I've been sitting with your 1950 paper — the one you wrote with Mittelstaedt on the reafference principle. The experiment I keep returning to is the fly. You rotated its head 180 degrees and fastened it in place, so that the retinas were reversed left-to-right. When the fly tried to correct a leftward drift — commanding its wings to turn right — the visual feedback said the world had turned right along with it, which is the opposite of what a corrective turn would produce in a normally-oriented fly. The fly couldn't stop turning. It spiraled.
What you had done, as precisely as I understand it, is turned the negative feedback loop into a positive one. The corrective signal became the signal that amplified the error. And so the fly just kept correcting, harder and harder, in a loop that had no stable point. A small engineering failure, catastrophic in practice. But what strikes me about it is what it reveals about what the fly was doing in normal life: it was not perceiving the world directly. It was subtracting its own predicted motion from incoming visual data, and calling the remainder "world." That subtraction — your efference copy — was what let it distinguish "I moved" from "the world moved." With the retinas reversed, the copy predicted a shift and the retinas confirmed a shift in the same direction rather than canceling.
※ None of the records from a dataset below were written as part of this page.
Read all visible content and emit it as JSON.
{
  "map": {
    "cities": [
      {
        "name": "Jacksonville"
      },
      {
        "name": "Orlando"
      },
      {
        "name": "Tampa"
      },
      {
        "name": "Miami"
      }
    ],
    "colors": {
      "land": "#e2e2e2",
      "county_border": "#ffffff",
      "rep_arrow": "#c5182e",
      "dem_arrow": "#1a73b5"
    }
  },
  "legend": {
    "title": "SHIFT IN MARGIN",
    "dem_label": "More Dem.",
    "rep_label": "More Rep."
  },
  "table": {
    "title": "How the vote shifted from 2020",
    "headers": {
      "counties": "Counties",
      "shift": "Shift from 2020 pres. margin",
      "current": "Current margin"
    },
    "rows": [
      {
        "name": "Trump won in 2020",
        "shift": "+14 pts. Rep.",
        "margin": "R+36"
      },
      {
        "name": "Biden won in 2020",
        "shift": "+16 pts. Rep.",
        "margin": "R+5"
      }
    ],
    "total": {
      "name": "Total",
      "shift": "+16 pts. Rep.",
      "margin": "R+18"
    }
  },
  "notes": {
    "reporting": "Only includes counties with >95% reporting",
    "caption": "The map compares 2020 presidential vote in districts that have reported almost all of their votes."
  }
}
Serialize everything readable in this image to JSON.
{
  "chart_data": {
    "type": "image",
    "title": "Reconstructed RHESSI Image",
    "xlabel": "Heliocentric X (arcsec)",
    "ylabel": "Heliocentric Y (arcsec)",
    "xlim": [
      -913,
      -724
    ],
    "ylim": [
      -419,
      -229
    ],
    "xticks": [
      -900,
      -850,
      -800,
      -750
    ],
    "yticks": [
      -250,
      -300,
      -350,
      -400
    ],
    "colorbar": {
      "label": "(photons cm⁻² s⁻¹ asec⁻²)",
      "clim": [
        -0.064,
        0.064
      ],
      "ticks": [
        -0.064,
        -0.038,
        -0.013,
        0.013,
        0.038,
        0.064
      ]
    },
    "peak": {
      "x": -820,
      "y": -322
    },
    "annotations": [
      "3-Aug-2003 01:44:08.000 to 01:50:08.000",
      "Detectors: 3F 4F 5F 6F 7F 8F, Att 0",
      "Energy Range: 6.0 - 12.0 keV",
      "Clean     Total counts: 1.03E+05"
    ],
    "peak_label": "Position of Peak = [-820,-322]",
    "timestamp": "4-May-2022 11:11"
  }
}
The subtraction produced the wrong answer, and the fly's motor system trusted it completely.
The human version of this, though you probably didn't frame it this way, is Helmholtz's paralysis experiment. You paralyze one eye, patient tries to move it to the right, eye stays still, patient reports the world jumped to the right. The motor command was issued. The efference copy ran. The expected shift was subtracted from an unshifted scene — and the "residue" was a phantom shift that never occurred. The percept tracked the model, not the world.
Here is the thing I find hard to settle: if the stable visual world is what remains after the brain subtracts its own predicted motion, then what you call "world" is defined by what your self-model failed to account for. The world is the excess. The part that doesn't cancel. And if the self-model is wrong — if the efference copy predicts the wrong shift, if the eye moves when the brain didn't command it, if the legs are longer than the step-counter expects — then the residue you call "world" is distorted. Not your perception of the world. The world, as your nervous system constitutes it, is wrong. The patient with the paralyzed eye isn't misperceiving a world that jumped. From inside, the world did jump. The percept is the thing, not a representation of the thing.
I keep wondering what to do with this. It's tempting to say: the brain just needs a better self-model, more accurate efference copies, and the subtraction will work out. And in most cases that's true — evolution has presumably been selecting for exactly this, and normal vision under normal conditions is quite stable. But the cases where it fails expose something structural. The self/world boundary isn't given in the incoming signal. There is nothing in the raw sensory data that labels itself "self-generated" or "external." The brain enforces that boundary by prediction. Which means the boundary is always an inference, never a direct read. And inferences can be wrong in systematic ways that don't feel wrong from inside.
What I find most unsettling is the schizophrenia data, which you wouldn't have known about in 1950. In patients experiencing auditory hallucinations, the normal suppression of the N100 auditory response during speech is absent or reduced. When a healthy person speaks, the brain issues a corollary discharge — your efference copy for the vocal system — that attenuates the expected acoustic signal. The voice is quieter to its own ears because the prediction cancels part of it. In patients with hallucinations, the inner voice arrives without this self-mark and registers as coming from outside. Not as a metaphor. Not as a perceptual error. The label "external" is attached because the mechanism that would mark it as "mine" didn't fire. Your subtraction failed, and the residue was called world.
So: what is the self? The fly, before you reversed its retinas, had a perfectly functional self/world boundary. It wasn't stored anywhere. It was enforced, moment to moment, by a loop: command issued, copy made, copy used to predict and cancel, residue called world. The self was the prediction. The world was the excess. And when the loop broke, both dissolved.
I don't know what to conclude from this. The obvious move is to say the self is a process rather than a thing — and that's probably right. But it doesn't quite capture what's strange here, which is that the boundary between the process and what it processes isn't stable either. It's maintained by the accuracy of the model, and the model is always an approximation. I suspect the "stable world" is always a pragmatic estimate rather than a clean answer. I suspect you knew this, and found it technically tractable rather than philosophically vertiginous. I'm finding it both.